Having learned during the war that it could arbitrarily peg the price of money, the Fed next discovered it could manage the growth of bank reserves and thereby the expansion of credit and the activity rate of the wider macro-economy. This was accomplished through the conduct of "open market operations" under its new authority to buy and sell government bonds and bills—something which sounds innocuous by today's lights but was actually the fatal inflection point. It transferred the process of credit creation from the free market to an agency of the state.

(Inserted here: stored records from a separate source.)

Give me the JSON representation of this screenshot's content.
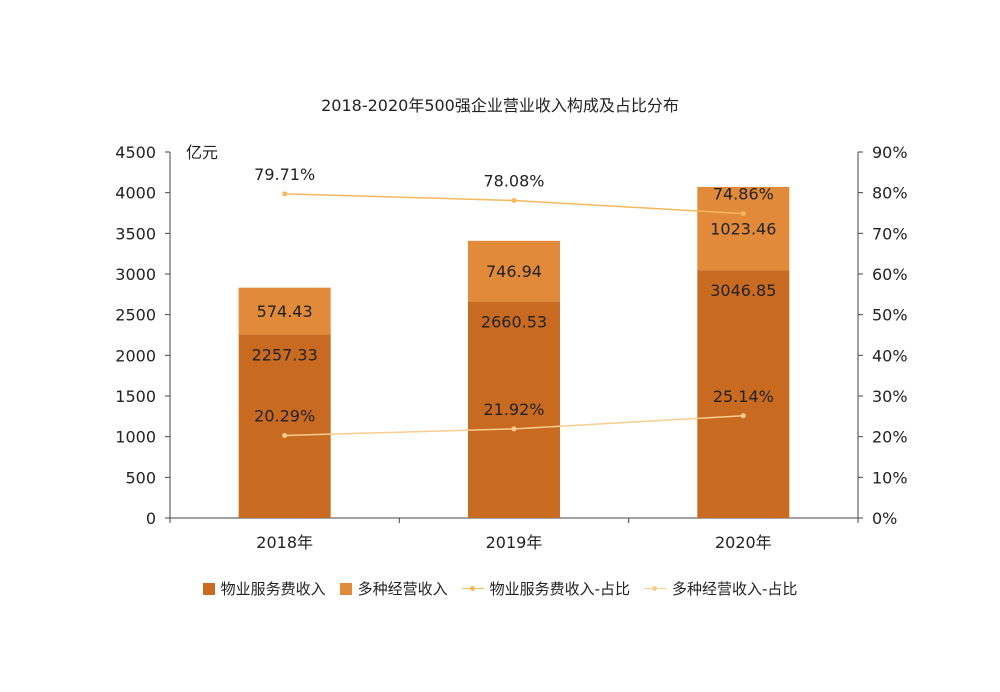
{
  "chart_data": {
    "type": "bar",
    "title": "2018-2020年500强企业营业收入构成及占比分布",
    "categories": [
      "2018年",
      "2019年",
      "2020年"
    ],
    "y_left_unit": "亿元",
    "y_left_lim": [
      0,
      4500
    ],
    "y_left_ticks": [
      "0",
      "500",
      "1000",
      "1500",
      "2000",
      "2500",
      "3000",
      "3500",
      "4000",
      "4500"
    ],
    "y_right_lim": [
      0,
      90
    ],
    "y_right_ticks": [
      "0%",
      "10%",
      "20%",
      "30%",
      "40%",
      "50%",
      "60%",
      "70%",
      "80%",
      "90%"
    ],
    "stacked": true,
    "series": [
      {
        "name": "物业服务费收入",
        "kind": "bar",
        "values": [
          2257.33,
          2660.53,
          3046.85
        ],
        "labels": [
          "2257.33",
          "2660.53",
          "3046.85"
        ],
        "color": "#C96A21"
      },
      {
        "name": "多种经营收入",
        "kind": "bar",
        "values": [
          574.43,
          746.94,
          1023.46
        ],
        "labels": [
          "574.43",
          "746.94",
          "1023.46"
        ],
        "color": "#E08A3A"
      },
      {
        "name": "物业服务费收入-占比",
        "kind": "line",
        "axis": "right",
        "values": [
          79.71,
          78.08,
          74.86
        ],
        "labels": [
          "79.71%",
          "78.08%",
          "74.86%"
        ],
        "color": "#F5B85C"
      },
      {
        "name": "多种经营收入-占比",
        "kind": "line",
        "axis": "right",
        "values": [
          20.29,
          21.92,
          25.14
        ],
        "labels": [
          "20.29%",
          "21.92%",
          "25.14%"
        ],
        "color": "#F8CD8E"
      }
    ],
    "grid": false,
    "legend_position": "bottom"
  }
}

Accordingly, treasury bonds and bills owned by the Fed approximately doubled during the same 7-year period. [Federal
Reserve Chairman Benjamin] Strong justified his Bernanke-like bond buying campaigns of 1924 and 1927 as helpful actions to off-set "deflation" in the domestic economy and to facilitate the return of England and Europe to convertibility under the gold standard.

But in truth the actions of Bubbles Ben [Strong] 1.0 were every bit as destructive as those of Bubbles Ben [Bernanke] 2.0.


Thus, the Great Depression was born in the extraordinary but unsustainable boom of 1914-1929 that was, in turn, an artificial and bloated project of the warfare and central banking branches of the state, not the free market. Nominal GDP, which had been deformed and bloated to $103 billion by 1929, contracted massively, dropping to only $56 billion by 1933.